Given the evidence of microglial activation as well as an altered miRNA expression profile in ALS patients and mouse models, they both appear as likely candidates for the development of therapeutic strategies. Many studies have explored the inhibition of specific microglial pro-inflammatory cytokines as a therapeutic strategy; however, this has so far proven unsuccessful (for a review see [227]). This is likely because of an absence of temporal and spatial specificity, but also due to simultaneously targeting the beneficial anti-inflammatory microglial factors. Indeed, it was previously shown that during disease progression, in addition to neurotoxic factors, ALS microglia concurrently show induction of neuroprotective factors such as insulin-like growth factor 1 (IGF1), progranulin (GRN) and triggering receptor expressed on myeloid cells 2 (TREM2) [87]. These responses are likely mediated by extrinsic regulatory factors such as signals released by dying motor neurons. In line with this, reducing proliferating microglia in ALS mice has no effect on survival [228], hence reflecting the multifaceted role of microglia in the disease. Therefore, neutralising the effect of activated microglia may not be a suitable therapeutic avenue.

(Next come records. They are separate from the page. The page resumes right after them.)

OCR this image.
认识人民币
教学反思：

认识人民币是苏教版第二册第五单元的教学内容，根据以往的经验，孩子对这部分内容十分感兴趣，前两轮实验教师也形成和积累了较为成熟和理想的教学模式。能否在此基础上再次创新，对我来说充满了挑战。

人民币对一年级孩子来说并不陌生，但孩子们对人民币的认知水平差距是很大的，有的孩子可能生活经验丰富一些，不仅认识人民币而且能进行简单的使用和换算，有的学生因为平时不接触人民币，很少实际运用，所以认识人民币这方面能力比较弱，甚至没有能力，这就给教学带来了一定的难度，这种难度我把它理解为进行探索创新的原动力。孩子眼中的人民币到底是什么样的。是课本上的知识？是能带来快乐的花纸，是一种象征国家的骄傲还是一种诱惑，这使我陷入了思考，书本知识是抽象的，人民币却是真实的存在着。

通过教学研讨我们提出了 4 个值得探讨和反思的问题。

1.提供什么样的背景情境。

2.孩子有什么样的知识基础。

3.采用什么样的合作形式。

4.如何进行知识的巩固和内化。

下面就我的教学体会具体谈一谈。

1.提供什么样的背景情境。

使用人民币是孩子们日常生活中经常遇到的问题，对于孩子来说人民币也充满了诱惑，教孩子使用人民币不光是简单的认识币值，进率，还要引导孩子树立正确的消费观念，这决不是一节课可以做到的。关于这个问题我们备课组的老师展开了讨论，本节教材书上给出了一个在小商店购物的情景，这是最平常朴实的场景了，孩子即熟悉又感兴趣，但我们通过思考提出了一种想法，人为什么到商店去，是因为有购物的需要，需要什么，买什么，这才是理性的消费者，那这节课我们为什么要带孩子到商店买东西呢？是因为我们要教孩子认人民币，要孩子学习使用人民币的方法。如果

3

Instead, miRNA modulation may be a promising strategy when used with the appropriate gene therapy tools, since a single miRNA can target several proteins involved in a signalling pathway associated with the disease. For example, miRNA knockdown may be used to reduce the expression of an upregulated miRNA. This can be done either by genomic editing, by targeting the transcription or processing of the miRNA, or by the use of antagomirs, which are chemically engineered oligonucleotides complementary to miRNAs; the use of locked nucleic acids in this last approach has technical benefits. By hybridising to miRNA and thus preventing its binding to the target mRNA, antagomirs allow normal translation of the target mRNA. On the other hand, downregulated miRNAs can be replaced with miRNA mimics that have the same sequence as the miRNA and thus bind to the mRNA targets to repress their translation. However, a problem with using miRNA mimics is the possibility of off-target effects because of the large number of mRNAs modulated by a single miRNA. Nevertheless, miRNA-based therapies have been tested in human clinical trials for other diseases, such as hepatitis C viral infection [229] and cancer [230], although, for neurodegenerative diseases, the challenge is the delivery of these reagents into the CNS and to the target cells. Finally, reprogramming ALS microglia towards a beneficial phenotype associated with the release of neuroprotective miRNAs may be another possible therapeutic avenue. In fact, redirecting microglia from a neurotoxic to a pro-regenerative phenotype has already been achieved by drugs targeting cell metabolism (reviewed in [231]), and is one of the current pharmacological approaches for the treatment of neuroinflammatory diseases associated with microglial activation, such as multiple sclerosis.

Conclusion

In conclusion, given the evidence of an altered miRNA expression profile in ALS patients, as well as the presence of inflammation and the associated microglial reactivity, microglia are a likely source of dysregulated miRNAs, which are potential mediators of neurodegenerative processes. Furthermore, as miRNA dysregulation may be involved in the mechanisms of neurodegeneration and since a single miRNA can affect the expression of several genes, their modulation could change cellular phenotypes, thus representing a potential target for therapeutic intervention in the hopes of attenuating some of their detrimental functions and improving disease outcomes. Finally, although minimally invasive diagnostic tools and effective therapeutics for most CNS diseases are lacking, miRNAs associated with immune cells are promising candidates both for the development of biomarkers and treatments. Full understanding of the microglia-associated miRNA regulation/dysregulation and release is therefore crucial towards a comprehensive understanding of their role in ALS pathology and their therapeutic potential.